БОЛЕРО, БАРАБАН, КОНФЕТЫ

     

          Соленый — сольная роль «Трех сестер». У него три отдельных выхода: в танце под «Сомнамбулу» Беллини и «Болеро» Равеля; в номере с барабаном; и с коробкой шоколадных конфет. Вылезая прямо к первому ряду, он усаживается с хитрым видом, согнувшись в крючке тела, распаковывает перевязанную бантом коробку шоколадных конфет, читает приложенное к ней нежное послание Тузенбаха Ирине   - читает с издевкой и злой радостью, - а потом съедает у всех на глазах, одну за другой все конфеты. И репликой из пьесы заключает: «Кто все конфеты съел? Соленый». Роль отдана Илье Делю. В барабан он бьет виртуозно, также виртуозно движется в танце, стоя спиной к залу и лицом к «кирпичной» стене. Натягивает красные перчатки, поджигает руку, облитую тем самым одеколоном, что он льет на пахнущие трупом руки; строит гримасы, ездит и плавает верхом на бароне и  множеством других способов показывает, что этот Соленый — опасный субъект. Соединение гофманианской саламандры и панка с синим чубом дополнено лоском пижона — серьга в ухе, синий галстук-бант. 

      Дель и его Соленый (почти клоунский, с как бы с вывернутым наружу, в пластику, ритм, мимику злодейским нутром) — пример работы с актером в постдраматическом театре. Второй пример — Лаура Пицхелаури в «Макбет.Кино». Обе роли доведены до высокой степени качества. Дель при этом отпущен (почти) в свободное плавание, а  Пицхелаури заключена в жесткий режиссерский рисунок («кукольное» обаяние). Тот и другой способ дает стопроцентный результат. В театре, где главенствует личность автора и форме подчинено, казалось бы, все, актеры, где бы с ними не работал Бутусов, - главное. Но не нивелировочная муштра, а понимание природы каждого исполнителя ведет к цели. Комедийная харизма Александра Новикова, балетный кураж с эстрадным чутьем Виталия Куликова в «Макбете. Кино», невероятные преображения Константина Райкина из «гориллы» Ричарда 111 в добродушного чудака Лира, гамлетовский «прононс» Дмитрия Лысенкова в роли Гели Гэя, и другие подобные сочетания — залог взаимных удач.
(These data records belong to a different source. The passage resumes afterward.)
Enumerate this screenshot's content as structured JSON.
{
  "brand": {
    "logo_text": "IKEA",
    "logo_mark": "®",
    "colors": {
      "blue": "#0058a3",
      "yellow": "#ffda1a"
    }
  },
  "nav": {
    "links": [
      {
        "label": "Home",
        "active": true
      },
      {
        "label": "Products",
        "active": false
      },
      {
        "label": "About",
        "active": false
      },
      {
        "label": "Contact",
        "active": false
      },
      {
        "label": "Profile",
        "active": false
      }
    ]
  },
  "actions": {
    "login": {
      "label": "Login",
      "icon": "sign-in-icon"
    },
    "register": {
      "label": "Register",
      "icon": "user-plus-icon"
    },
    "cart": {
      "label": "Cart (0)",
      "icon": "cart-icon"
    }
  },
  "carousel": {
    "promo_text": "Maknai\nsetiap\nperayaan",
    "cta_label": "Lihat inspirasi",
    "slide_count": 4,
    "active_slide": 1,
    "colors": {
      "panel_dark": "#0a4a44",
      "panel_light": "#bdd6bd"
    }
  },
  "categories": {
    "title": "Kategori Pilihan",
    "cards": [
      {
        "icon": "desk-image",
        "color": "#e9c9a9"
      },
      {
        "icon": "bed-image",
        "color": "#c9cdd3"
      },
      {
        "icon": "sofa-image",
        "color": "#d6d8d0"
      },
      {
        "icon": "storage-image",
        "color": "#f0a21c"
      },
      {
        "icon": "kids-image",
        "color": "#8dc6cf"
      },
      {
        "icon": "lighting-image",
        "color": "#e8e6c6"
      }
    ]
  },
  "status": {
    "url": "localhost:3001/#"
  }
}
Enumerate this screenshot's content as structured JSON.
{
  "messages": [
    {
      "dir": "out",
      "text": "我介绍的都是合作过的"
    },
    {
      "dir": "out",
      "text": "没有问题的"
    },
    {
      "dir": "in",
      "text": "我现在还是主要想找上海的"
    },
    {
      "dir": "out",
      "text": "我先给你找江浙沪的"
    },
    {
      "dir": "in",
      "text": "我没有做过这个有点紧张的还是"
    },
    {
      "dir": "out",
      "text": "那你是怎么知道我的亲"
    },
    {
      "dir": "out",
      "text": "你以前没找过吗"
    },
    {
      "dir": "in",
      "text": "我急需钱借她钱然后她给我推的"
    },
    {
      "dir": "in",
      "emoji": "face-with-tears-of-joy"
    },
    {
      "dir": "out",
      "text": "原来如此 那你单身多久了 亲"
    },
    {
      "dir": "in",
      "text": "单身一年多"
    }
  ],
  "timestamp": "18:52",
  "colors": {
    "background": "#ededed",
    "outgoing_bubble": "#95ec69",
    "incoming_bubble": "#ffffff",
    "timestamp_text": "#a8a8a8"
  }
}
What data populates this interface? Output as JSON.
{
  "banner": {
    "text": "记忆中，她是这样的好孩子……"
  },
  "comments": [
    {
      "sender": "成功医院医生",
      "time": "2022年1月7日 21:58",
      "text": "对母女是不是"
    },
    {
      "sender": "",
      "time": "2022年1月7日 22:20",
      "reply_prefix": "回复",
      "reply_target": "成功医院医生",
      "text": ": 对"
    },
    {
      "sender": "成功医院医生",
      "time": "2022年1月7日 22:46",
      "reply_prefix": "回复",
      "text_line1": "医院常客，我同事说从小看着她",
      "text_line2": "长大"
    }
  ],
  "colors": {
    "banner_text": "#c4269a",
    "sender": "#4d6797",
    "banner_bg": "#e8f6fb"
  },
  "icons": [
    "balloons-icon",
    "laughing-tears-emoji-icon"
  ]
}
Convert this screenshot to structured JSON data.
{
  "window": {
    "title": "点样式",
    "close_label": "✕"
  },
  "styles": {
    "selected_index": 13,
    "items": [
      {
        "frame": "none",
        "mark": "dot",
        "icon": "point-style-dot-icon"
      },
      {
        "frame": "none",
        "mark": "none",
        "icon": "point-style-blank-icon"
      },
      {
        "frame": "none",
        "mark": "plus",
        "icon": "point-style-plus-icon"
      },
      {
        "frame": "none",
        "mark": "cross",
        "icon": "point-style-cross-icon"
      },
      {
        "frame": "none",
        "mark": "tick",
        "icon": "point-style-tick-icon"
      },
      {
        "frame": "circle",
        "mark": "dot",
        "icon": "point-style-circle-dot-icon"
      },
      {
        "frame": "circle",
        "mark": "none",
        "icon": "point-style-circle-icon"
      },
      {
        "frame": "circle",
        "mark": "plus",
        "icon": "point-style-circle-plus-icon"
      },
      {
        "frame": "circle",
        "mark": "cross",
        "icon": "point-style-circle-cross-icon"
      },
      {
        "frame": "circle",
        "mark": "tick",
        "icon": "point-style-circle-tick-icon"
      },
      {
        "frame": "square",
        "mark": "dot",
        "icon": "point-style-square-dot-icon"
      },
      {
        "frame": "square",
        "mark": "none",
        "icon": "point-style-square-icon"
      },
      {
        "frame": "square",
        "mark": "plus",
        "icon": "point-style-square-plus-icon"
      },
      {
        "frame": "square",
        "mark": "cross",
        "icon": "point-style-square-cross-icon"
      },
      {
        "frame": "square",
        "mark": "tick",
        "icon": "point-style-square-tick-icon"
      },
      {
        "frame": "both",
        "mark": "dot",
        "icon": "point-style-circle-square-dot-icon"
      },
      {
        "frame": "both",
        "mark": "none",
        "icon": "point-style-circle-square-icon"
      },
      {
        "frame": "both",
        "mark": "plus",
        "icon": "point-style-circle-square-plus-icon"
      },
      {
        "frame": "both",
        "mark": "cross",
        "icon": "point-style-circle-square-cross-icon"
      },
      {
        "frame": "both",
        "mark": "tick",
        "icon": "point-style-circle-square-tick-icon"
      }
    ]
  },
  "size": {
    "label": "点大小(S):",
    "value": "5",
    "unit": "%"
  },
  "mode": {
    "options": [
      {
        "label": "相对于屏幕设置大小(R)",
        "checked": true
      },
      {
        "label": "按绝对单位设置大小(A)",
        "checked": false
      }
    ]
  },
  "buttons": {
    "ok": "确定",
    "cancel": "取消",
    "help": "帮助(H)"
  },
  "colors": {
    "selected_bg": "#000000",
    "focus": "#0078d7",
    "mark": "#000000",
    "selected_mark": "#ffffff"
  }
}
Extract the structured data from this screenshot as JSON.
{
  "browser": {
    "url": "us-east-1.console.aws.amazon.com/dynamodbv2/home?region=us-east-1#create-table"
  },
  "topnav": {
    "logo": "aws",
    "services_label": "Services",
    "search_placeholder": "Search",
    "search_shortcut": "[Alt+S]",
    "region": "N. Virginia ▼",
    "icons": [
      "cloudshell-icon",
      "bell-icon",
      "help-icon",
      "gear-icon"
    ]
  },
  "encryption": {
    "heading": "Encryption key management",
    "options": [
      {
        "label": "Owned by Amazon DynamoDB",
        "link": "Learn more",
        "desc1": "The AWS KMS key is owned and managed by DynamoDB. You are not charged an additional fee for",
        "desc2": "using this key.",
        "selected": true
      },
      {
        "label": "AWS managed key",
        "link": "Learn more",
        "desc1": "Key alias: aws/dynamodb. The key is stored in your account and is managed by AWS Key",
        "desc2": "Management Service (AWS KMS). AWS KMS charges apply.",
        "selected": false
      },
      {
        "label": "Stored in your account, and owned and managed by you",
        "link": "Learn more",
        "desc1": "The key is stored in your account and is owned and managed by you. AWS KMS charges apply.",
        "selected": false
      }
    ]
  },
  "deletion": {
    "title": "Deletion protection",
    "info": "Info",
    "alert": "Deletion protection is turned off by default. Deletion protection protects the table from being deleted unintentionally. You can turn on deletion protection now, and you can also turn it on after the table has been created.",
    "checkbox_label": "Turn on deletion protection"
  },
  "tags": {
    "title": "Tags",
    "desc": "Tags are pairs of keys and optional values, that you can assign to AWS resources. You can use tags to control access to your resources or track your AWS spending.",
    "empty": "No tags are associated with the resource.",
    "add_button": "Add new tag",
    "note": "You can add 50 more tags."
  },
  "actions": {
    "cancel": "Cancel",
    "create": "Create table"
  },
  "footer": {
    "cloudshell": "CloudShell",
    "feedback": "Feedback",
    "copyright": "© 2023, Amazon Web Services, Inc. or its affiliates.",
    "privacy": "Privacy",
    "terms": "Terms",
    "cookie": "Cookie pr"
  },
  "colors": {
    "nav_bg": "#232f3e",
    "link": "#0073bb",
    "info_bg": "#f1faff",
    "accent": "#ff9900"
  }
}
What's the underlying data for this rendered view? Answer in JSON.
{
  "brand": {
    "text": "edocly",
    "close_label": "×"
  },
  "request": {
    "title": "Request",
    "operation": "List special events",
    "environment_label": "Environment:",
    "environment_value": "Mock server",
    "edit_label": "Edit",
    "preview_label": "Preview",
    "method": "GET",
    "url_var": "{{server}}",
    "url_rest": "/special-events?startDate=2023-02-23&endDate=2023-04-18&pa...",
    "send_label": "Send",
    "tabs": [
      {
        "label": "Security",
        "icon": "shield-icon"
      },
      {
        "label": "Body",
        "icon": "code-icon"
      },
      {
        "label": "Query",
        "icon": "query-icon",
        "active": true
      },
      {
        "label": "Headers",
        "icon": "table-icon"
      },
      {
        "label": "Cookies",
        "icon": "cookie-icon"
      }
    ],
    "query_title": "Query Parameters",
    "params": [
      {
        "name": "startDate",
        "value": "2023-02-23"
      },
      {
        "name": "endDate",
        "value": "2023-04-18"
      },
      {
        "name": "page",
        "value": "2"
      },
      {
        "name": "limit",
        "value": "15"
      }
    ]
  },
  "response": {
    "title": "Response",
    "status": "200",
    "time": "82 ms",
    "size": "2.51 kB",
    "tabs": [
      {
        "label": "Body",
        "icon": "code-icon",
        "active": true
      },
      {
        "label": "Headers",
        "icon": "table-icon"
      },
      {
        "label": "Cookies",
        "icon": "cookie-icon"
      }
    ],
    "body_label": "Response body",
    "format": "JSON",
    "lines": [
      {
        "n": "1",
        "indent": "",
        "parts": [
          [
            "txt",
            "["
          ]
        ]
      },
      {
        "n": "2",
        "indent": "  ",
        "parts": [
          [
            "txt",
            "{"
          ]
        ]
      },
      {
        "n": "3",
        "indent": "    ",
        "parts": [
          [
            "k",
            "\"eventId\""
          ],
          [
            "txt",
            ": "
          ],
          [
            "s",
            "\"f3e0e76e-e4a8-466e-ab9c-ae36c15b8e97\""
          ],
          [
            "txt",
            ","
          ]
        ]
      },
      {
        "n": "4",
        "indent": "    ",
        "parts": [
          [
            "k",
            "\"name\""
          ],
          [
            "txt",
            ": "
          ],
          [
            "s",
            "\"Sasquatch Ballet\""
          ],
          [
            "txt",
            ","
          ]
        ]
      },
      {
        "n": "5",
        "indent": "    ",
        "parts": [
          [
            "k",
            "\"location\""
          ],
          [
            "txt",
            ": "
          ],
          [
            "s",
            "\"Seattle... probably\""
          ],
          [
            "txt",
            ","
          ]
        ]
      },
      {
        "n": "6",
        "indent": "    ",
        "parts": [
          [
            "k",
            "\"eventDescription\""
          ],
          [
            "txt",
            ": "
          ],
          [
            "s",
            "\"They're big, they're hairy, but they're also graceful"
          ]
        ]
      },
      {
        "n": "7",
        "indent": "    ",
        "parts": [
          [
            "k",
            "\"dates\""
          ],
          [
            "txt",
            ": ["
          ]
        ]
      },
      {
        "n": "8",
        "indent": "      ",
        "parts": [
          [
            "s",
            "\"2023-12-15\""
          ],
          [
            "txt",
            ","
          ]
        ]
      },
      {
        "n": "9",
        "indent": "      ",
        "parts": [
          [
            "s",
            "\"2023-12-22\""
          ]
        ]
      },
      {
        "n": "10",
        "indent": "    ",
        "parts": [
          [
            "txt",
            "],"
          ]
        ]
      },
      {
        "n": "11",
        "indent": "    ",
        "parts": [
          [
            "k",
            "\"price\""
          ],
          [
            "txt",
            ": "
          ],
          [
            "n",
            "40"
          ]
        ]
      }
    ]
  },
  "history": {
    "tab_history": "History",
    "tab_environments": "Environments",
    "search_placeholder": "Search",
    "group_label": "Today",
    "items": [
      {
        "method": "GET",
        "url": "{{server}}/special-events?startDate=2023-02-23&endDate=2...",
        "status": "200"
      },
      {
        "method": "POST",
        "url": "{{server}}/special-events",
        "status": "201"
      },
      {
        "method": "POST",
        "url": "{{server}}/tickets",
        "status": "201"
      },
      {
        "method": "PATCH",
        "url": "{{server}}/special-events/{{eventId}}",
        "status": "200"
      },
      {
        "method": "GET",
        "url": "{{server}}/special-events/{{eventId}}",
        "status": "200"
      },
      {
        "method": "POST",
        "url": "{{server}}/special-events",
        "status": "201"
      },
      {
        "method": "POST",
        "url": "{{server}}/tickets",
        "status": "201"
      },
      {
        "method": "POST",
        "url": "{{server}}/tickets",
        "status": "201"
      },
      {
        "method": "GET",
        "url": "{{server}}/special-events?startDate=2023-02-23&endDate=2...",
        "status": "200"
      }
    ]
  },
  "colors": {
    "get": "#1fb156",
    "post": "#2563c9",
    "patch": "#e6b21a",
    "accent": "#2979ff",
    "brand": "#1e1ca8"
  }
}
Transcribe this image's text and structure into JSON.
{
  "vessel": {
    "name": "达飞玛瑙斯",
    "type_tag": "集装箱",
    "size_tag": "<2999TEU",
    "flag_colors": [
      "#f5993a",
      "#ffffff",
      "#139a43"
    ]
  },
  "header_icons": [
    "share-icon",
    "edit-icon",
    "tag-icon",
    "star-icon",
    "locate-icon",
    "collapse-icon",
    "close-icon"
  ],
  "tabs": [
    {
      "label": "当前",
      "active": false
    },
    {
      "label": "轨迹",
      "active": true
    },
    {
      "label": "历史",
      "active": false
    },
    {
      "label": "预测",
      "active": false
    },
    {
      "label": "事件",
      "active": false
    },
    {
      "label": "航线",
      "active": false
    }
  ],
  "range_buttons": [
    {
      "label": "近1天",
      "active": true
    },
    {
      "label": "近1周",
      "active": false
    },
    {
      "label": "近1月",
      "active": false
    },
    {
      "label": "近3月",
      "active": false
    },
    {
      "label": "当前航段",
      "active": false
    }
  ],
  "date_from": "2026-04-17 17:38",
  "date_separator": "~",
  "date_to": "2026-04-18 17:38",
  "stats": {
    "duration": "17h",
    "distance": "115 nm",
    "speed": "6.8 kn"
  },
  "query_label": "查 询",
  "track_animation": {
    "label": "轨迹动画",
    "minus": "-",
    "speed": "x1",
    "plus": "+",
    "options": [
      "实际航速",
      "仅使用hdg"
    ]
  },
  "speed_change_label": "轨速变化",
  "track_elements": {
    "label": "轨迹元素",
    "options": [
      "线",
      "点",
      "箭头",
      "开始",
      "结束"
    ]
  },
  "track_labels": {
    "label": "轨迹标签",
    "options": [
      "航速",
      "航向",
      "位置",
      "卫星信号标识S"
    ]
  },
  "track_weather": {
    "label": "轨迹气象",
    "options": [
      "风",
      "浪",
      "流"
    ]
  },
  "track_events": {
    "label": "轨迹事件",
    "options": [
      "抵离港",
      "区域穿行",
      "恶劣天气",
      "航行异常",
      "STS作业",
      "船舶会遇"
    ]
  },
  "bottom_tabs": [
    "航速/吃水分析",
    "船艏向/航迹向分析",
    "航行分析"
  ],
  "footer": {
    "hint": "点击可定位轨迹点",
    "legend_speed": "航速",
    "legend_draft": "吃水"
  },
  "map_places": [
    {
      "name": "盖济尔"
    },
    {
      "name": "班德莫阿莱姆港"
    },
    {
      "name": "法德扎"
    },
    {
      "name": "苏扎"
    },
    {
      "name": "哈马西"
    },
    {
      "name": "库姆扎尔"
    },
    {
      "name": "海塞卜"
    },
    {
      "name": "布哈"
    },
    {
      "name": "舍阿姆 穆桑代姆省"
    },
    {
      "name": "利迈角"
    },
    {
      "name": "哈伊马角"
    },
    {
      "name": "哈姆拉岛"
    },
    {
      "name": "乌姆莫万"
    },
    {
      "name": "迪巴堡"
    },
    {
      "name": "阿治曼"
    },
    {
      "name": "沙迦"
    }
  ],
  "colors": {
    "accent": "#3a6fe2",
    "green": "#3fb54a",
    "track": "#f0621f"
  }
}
В «Трех сестрах» яркие сольные линии есть у Вершинина (Олег Андреев), Кулыгина (Олег Федоров), Чебутыкина (Роман Кочержевский).

    Групповые мизансцены в «Макбете.Кино» и в «Трех сестрах» - причудливые комбинации движения и статики, где актеры образуют, не побоюсь сказать, живые узоры. В двух пирах «Макбета. Кино» хаос и ужас преступления, адский хохот и истязающий ухо треск прутьев, которыми отбивается ритм сцены, сменяются  омывающим все, благодетельным шумом  дождем (под «Because” Биттлз). Под него красавицы в черном убирают со стола хрусталь и серебро. Но наилучшее применение актерские силы нашли в прорывах в дискотечный танец, в полете и криках отстрелянных птиц, в имитации ветра и вихря. Во вставной  миниатюре на темы вихря четыре слушательницы фортепьянных каскадов лже-пианиста Новикова не могут удержаться на стульях, по очереди улетают за кулисы, и это комическое отступление само по себе очаровательно. Как, скажем, очарователен и танец рук Лауры Пицхелаури под романс и голос Клавдии Шульженко, хотя по большому счету это не имеет никакого отношения к истории Ирины.

     Актеры Бутусова имеют гораздо больше свободы, чем это кажется на первый взгляд. В «Трех сестрах» до вступления в саму пьесу, актеры «хороводят» вокруг стойки с костюмами, пробуя на себя жилеты, галстуки, пиджаки, парики. Уже тут они «примеряют» на себя роль, а не платье. Пока не дойдут до своей одежды. Особый смысл переодевания состоит в том, что женщины (плакальщицы, Парки, ведьмы) неподвижны и монотонны — они вечны. У них и костюмы из гардероба трагедии, порой —  военно-агрессивный, оптимистической, когда все три вооружаются пистолетами и автоматами. А мужчины за их спинами — быстротекущий  поток, частные, партикулярные люди, с задачами дресс-кода.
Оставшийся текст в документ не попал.